Nothing makes a garden come alive more than the sound of birdsong and the fluttering of wings swooping across your lawn. Not only are they a joy to watch, but wild birds keep our gardens free of pests, helping to balance the ecosystem and providing a glorious show for us at the same time. And they don’t ask for much… simply providing the basics of food, water and shelter will be enough to encourage any local bird to spend a little time in your own back yard. Read on to find out how you can attract more wild birds into your garden.

Food

This is the most well known and obvious option! Providing a food source is a guaranteed way to bring birds into your garden throughout the year. There’s a myth that we should only feed birds during the winter, but our feathered friends can do with the help through the rest of the year as well. Birds like choice, so make sure you feed them a variety of mixed nuts and seeds. During the winter, they need high calorific foods such as fat balls to keep their energy levels up, so make sure these are provided.

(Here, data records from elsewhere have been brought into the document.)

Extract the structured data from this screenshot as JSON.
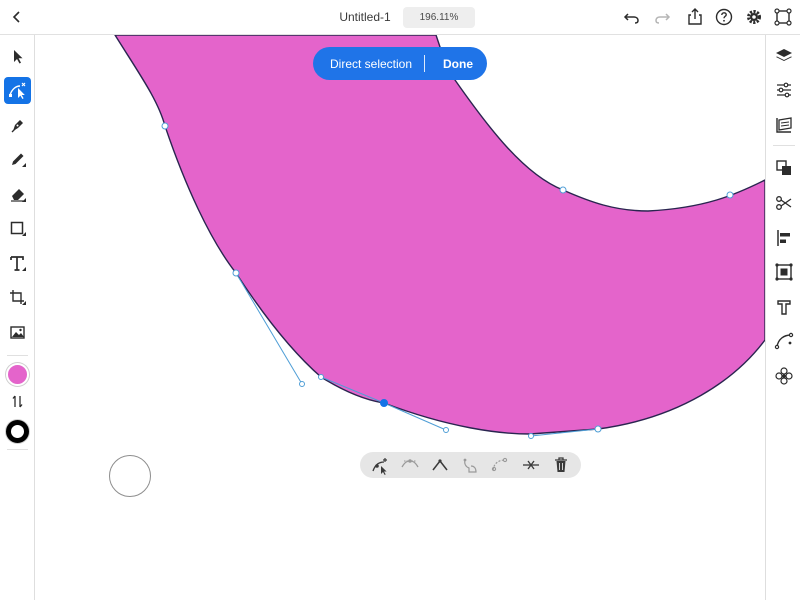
{
  "header": {
    "title": "Untitled-1",
    "zoom": "196.11%"
  },
  "mode_banner": {
    "label": "Direct selection",
    "done_label": "Done"
  },
  "colors": {
    "shape_fill": "#e464cb",
    "shape_stroke": "#2a2550",
    "accent": "#1473e6",
    "path_handles": "#4f9ed6"
  },
  "left_tools": [
    "selection-tool",
    "direct-selection-tool",
    "pen-tool",
    "pencil-tool",
    "eraser-tool",
    "shape-tool",
    "type-tool",
    "transform-tool",
    "image-tool"
  ],
  "right_tools": [
    "layers",
    "properties",
    "libraries",
    "arrange",
    "path-operations",
    "align",
    "repeat",
    "fonts",
    "curvature",
    "effects"
  ],
  "anchor_tools": [
    "add-anchor",
    "smooth-anchor",
    "corner-anchor",
    "join-anchors",
    "split-anchor",
    "remove-anchor",
    "delete"
  ]
}
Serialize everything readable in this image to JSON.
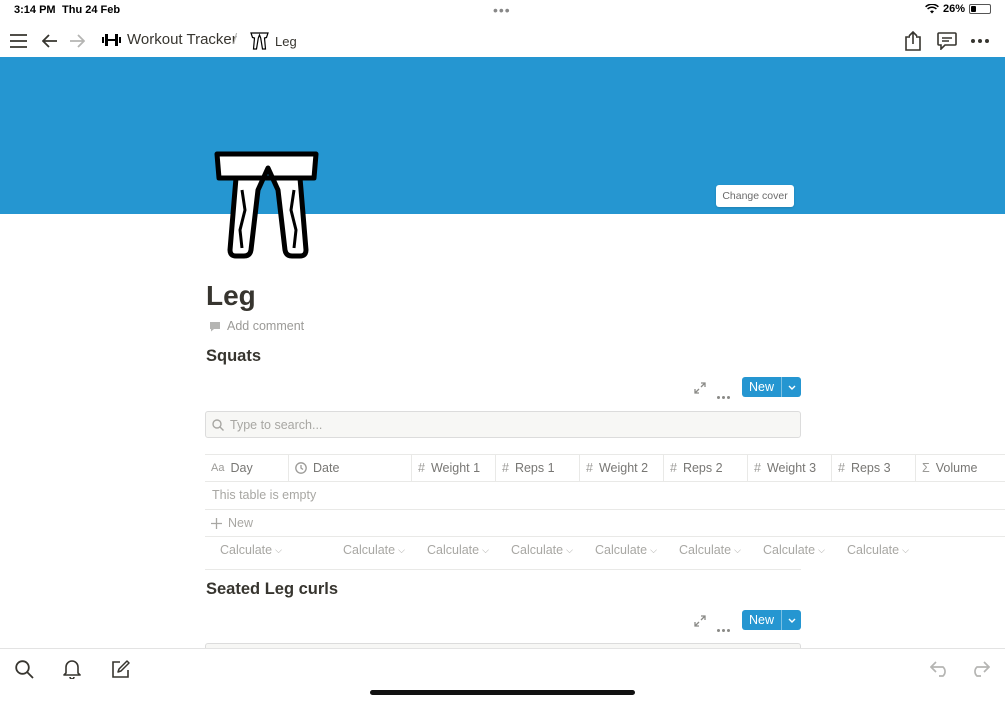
{
  "status": {
    "time": "3:14 PM",
    "date": "Thu 24 Feb",
    "battery": "26%"
  },
  "nav": {
    "menu_icon": "hamburger-icon",
    "back_icon": "arrow-left-icon",
    "forward_icon": "arrow-right-icon",
    "breadcrumb": [
      {
        "label": "Workout Tracker",
        "icon": "dumbbell-icon"
      },
      {
        "label": "Leg",
        "icon": "legs-icon"
      }
    ],
    "separator": "/",
    "share_icon": "share-icon",
    "comments_icon": "comment-icon",
    "more_icon": "more-icon"
  },
  "cover": {
    "color": "#2596d1",
    "change_cover_label": "Change cover"
  },
  "page": {
    "title": "Leg",
    "add_comment_label": "Add comment"
  },
  "databases": [
    {
      "title": "Squats",
      "new_label": "New",
      "search_placeholder": "Type to search...",
      "columns": [
        {
          "label": "Day",
          "icon": "text-aa-icon"
        },
        {
          "label": "Date",
          "icon": "clock-icon"
        },
        {
          "label": "Weight 1",
          "icon": "hash-icon"
        },
        {
          "label": "Reps 1",
          "icon": "hash-icon"
        },
        {
          "label": "Weight 2",
          "icon": "hash-icon"
        },
        {
          "label": "Reps 2",
          "icon": "hash-icon"
        },
        {
          "label": "Weight 3",
          "icon": "hash-icon"
        },
        {
          "label": "Reps 3",
          "icon": "hash-icon"
        },
        {
          "label": "Volume",
          "icon": "sigma-icon"
        }
      ],
      "empty_text": "This table is empty",
      "new_row_label": "New",
      "calculate_label": "Calculate"
    },
    {
      "title": "Seated Leg curls",
      "new_label": "New"
    }
  ],
  "accent_color": "#2596d1"
}
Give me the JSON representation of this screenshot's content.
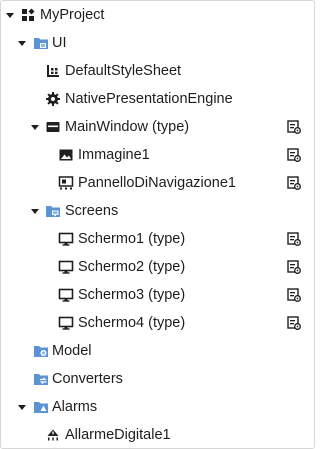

You’ll want to place feeders somewhere high, as this will allow the birds to watch out for predators and feel safer feeding from your garden. Plant fruiting trees and shrubs to give birds a natural foraging habitat, and leave a small area of your garden to grow wild. The seeds and insects from the weeds will be a nutritious and much needed food source for the birds, no matter the time of year.

Shelter

As habitats decline, more and more birds need the refuge and shelter that our gardens can provide. Making your garden a safe and secure place for birds will almost guarantee you some outside lodgers during the summer! Some birds will be happy to use bird boxes, so make the most of this and place a few around your garden.

Different species prefer different positions, although never put your nest box somewhere exposed or in direct sunlight. If you have more than one nest box, make sure these are placed well away from each other, as birds can become very territorial. If you do manage to get some tenants during the summer, check over the winter that the nest is empty and clean it out. Legally, you are only allowed to empty nest boxes during October to January (UK Countryside Act 1981), so clean it with hot water to remove parasites and put back in place for next years occupants. It is also well worth providing plenty of large plants and bushes to encourage natural nesting amongst the foliage.

Water

Whether it’s an elaborate water feature or a simple bird bath, providing birds somewhere to wash and drink whilst feeling safe will be priceless. Place rocks and pebbles in the water to create a more natural pool for the birds, allowing them to perch if they wish. You could also provide bird baths of different depths to accommodate different sized species. Remember to clear it of ice in the winter if it freezes over.